Ciertamente, como reza el viejo refrán, hay de todo en la viña del Señor. Pero se impone el equilibrio y poner la mirada en la voluntad más elevada. Porque por el medio de esos polos mencionados a modo de ejemplo y a los que podríamos sumar otros extremos caricaturescos, pasa algo estratégico como la credibilidad del pueblo en su prensa revolucionaria, la confianza popular en las instituciones, y la salud y perdurabilidad de nuestro cuerpo social.
La responsabilidad es muy grande y debe ser sabiamente compartida, sin mezquindades, temores ni paranoia. La Patria es sagrada, y a su llamado debemos acudir todos, con la parte que nos toca, con igual humildad y pasión.
Si nosotros los periodistas nos equivocamos, nuestros errores, por lo general y por desgracia, son publicados. Es esa nuestra espada de Damocles. Pero debemos asumirla, y hacer mucho más; ocupar, todavía con mayor denuedo, la trinchera que nos corresponde, incluso a riesgo de equivocarnos. Y en nuestro honesto intento por defender la Revolución, se nos puede acompañar, enseñar, estimular, alertarnos sobre caminos errados, discrepar incluso de nuestras ideas. Pero nadie tiene derecho a disminuirnos o a subestimarnos, nadie tiene derecho a escamotear o entorpecer nuestra labor. El pueblo, que es sabio y muy culto, nunca lo ha hecho. Fidel, y quienes han aprendido de su escuela, han esperado siempre lo mejor de nosotros.
Este VIII Congreso de la UPEC puede ser un magnífico escenario de reflexiones que aborden múltiples ideas, todas encauzadas al horizonte de poner en su verdadero espacio de responsabilidad y valía al periodista de la Cuba actual.

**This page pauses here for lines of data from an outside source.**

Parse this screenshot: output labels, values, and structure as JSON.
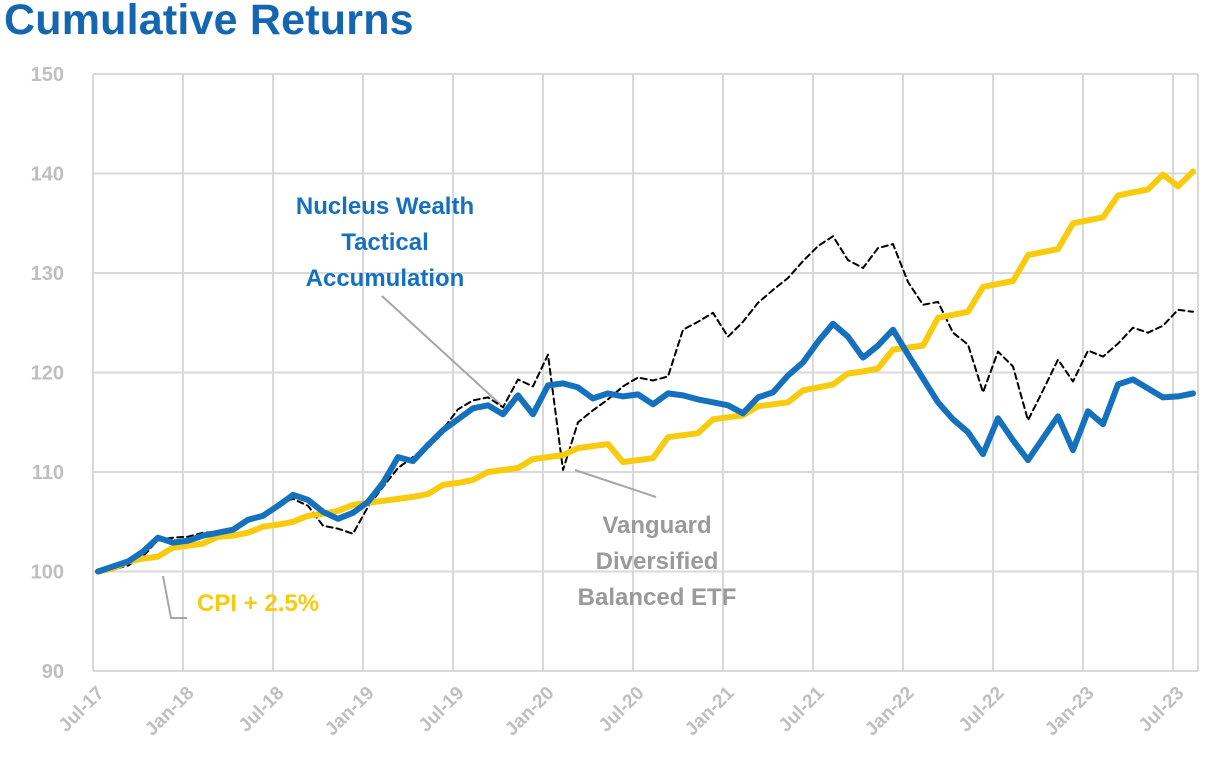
{
  "title": "Cumulative Returns",
  "colors": {
    "title": "#1566b0",
    "nucleus": "#1571bd",
    "cpi": "#f8cb0e",
    "vanguard": "#000000",
    "grid": "#d9d9d9",
    "tick": "#bfbfbf",
    "leader": "#a6a6a6",
    "vanguard_label": "#9a9a9a"
  },
  "chart_data": {
    "type": "line",
    "title": "Cumulative Returns",
    "xlabel": "",
    "ylabel": "",
    "ylim": [
      90,
      150
    ],
    "yticks": [
      "90",
      "100",
      "110",
      "120",
      "130",
      "140",
      "150"
    ],
    "xtick_labels": [
      "Jul-17",
      "Jan-18",
      "Jul-18",
      "Jan-19",
      "Jul-19",
      "Jan-20",
      "Jul-20",
      "Jan-21",
      "Jul-21",
      "Jan-22",
      "Jul-22",
      "Jan-23",
      "Jul-23"
    ],
    "grid": true,
    "legend": "none (direct labels)",
    "series": [
      {
        "name": "Nucleus Wealth Tactical Accumulation",
        "color": "#1571bd",
        "style": "solid-thick",
        "values": [
          100,
          100.5,
          101,
          102,
          103.4,
          102.9,
          103.1,
          103.6,
          103.9,
          104.2,
          105.2,
          105.6,
          106.6,
          107.7,
          107.2,
          106,
          105.3,
          105.9,
          107,
          108.9,
          111.5,
          111.1,
          112.7,
          114.2,
          115.3,
          116.4,
          116.7,
          115.8,
          117.7,
          115.8,
          118.7,
          118.9,
          118.5,
          117.4,
          117.9,
          117.6,
          117.8,
          116.8,
          117.9,
          117.7,
          117.3,
          117,
          116.7,
          115.9,
          117.5,
          118,
          119.7,
          121,
          123.1,
          124.9,
          123.6,
          121.5,
          122.7,
          124.3,
          121.8,
          119.4,
          117,
          115.3,
          114,
          111.8,
          115.4,
          113.2,
          111.2,
          113.4,
          115.6,
          112.2,
          116.1,
          114.8,
          118.8,
          119.3,
          118.4,
          117.5,
          117.6,
          117.9
        ]
      },
      {
        "name": "CPI + 2.5%",
        "color": "#f8cb0e",
        "style": "solid-thick",
        "values": [
          100,
          100.3,
          101,
          101.3,
          101.5,
          102.4,
          102.6,
          102.8,
          103.5,
          103.6,
          103.9,
          104.5,
          104.7,
          105,
          105.6,
          105.8,
          106.1,
          106.7,
          106.9,
          107.1,
          107.3,
          107.5,
          107.8,
          108.7,
          108.9,
          109.2,
          110,
          110.2,
          110.4,
          111.3,
          111.5,
          111.7,
          112.4,
          112.6,
          112.8,
          111,
          111.2,
          111.4,
          113.5,
          113.7,
          113.9,
          115.3,
          115.5,
          115.7,
          116.6,
          116.8,
          117,
          118.2,
          118.5,
          118.8,
          119.9,
          120.1,
          120.4,
          122.3,
          122.5,
          122.7,
          125.5,
          125.8,
          126.1,
          128.6,
          128.9,
          129.2,
          131.8,
          132.1,
          132.4,
          135,
          135.3,
          135.6,
          137.8,
          138.1,
          138.4,
          139.9,
          138.7,
          140.2
        ]
      },
      {
        "name": "Vanguard Diversified Balanced ETF",
        "color": "#000000",
        "style": "dashed-thin",
        "values": [
          100,
          100.2,
          100.6,
          101.5,
          103.2,
          103.4,
          103.5,
          103.9,
          104,
          104.1,
          105,
          105.7,
          106.8,
          107.3,
          106.6,
          104.6,
          104.3,
          103.8,
          106.5,
          108.5,
          110.4,
          111.5,
          112.7,
          114.3,
          116.3,
          117.2,
          117.5,
          116.5,
          119.3,
          118.6,
          121.8,
          110.2,
          115,
          116.2,
          117.3,
          118.6,
          119.5,
          119.2,
          119.6,
          124.3,
          125.1,
          126,
          123.6,
          125.1,
          127,
          128.3,
          129.5,
          131.2,
          132.7,
          133.7,
          131.3,
          130.5,
          132.5,
          132.9,
          129.1,
          126.8,
          127.1,
          124,
          122.8,
          118,
          122.1,
          120.6,
          115.2,
          118.2,
          121.3,
          119.1,
          122.2,
          121.6,
          122.9,
          124.5,
          124,
          124.7,
          126.3,
          126.1
        ]
      }
    ],
    "annotations": [
      {
        "text": [
          "Nucleus Wealth",
          "Tactical",
          "Accumulation"
        ],
        "series": "Nucleus Wealth Tactical Accumulation"
      },
      {
        "text": [
          "Vanguard",
          "Diversified",
          "Balanced ETF"
        ],
        "series": "Vanguard Diversified Balanced ETF"
      },
      {
        "text": [
          "CPI + 2.5%"
        ],
        "series": "CPI + 2.5%"
      }
    ]
  }
}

Quería, para finalizar, compartir con mis colegas y compañeros aquí presentes, una idea que siempre me ha estremecido, del escritor argentino Julio Cortázar, porque pienso que, cuando él la estampó en una carta al intelectual cubano Roberto Fernández Retamar, pensó en todos los que amamos la palabra y hemos encontrado en ella un arma de combate: «(...) La tentación cotidiana de volver como en otros tiempos a una entrega total y fervorosa a los problemas estéticos e intelectuales, a la filosofía abstracta, a los altos juegos del pensamiento y de la imaginación, a la creación sin otro fin que el placer de la inteligencia y de la sensibilidad, libran en mí una interminable batalla con el sentimiento de que nada de todo eso se justifica éticamente si al mismo tiempo no se está abierto a los problemas vitales de los pueblos, si no se asume decididamente la condición de intelectual del tercer mundo en la medida en que todo intelectual, hoy en día, pertenece potencial o efectivamente al tercer mundo puesto que su sola vocación es un peligro, una amenaza, un escándalo para los que apoyan lenta pero seguramente el dedo en el gatillo de la bomba».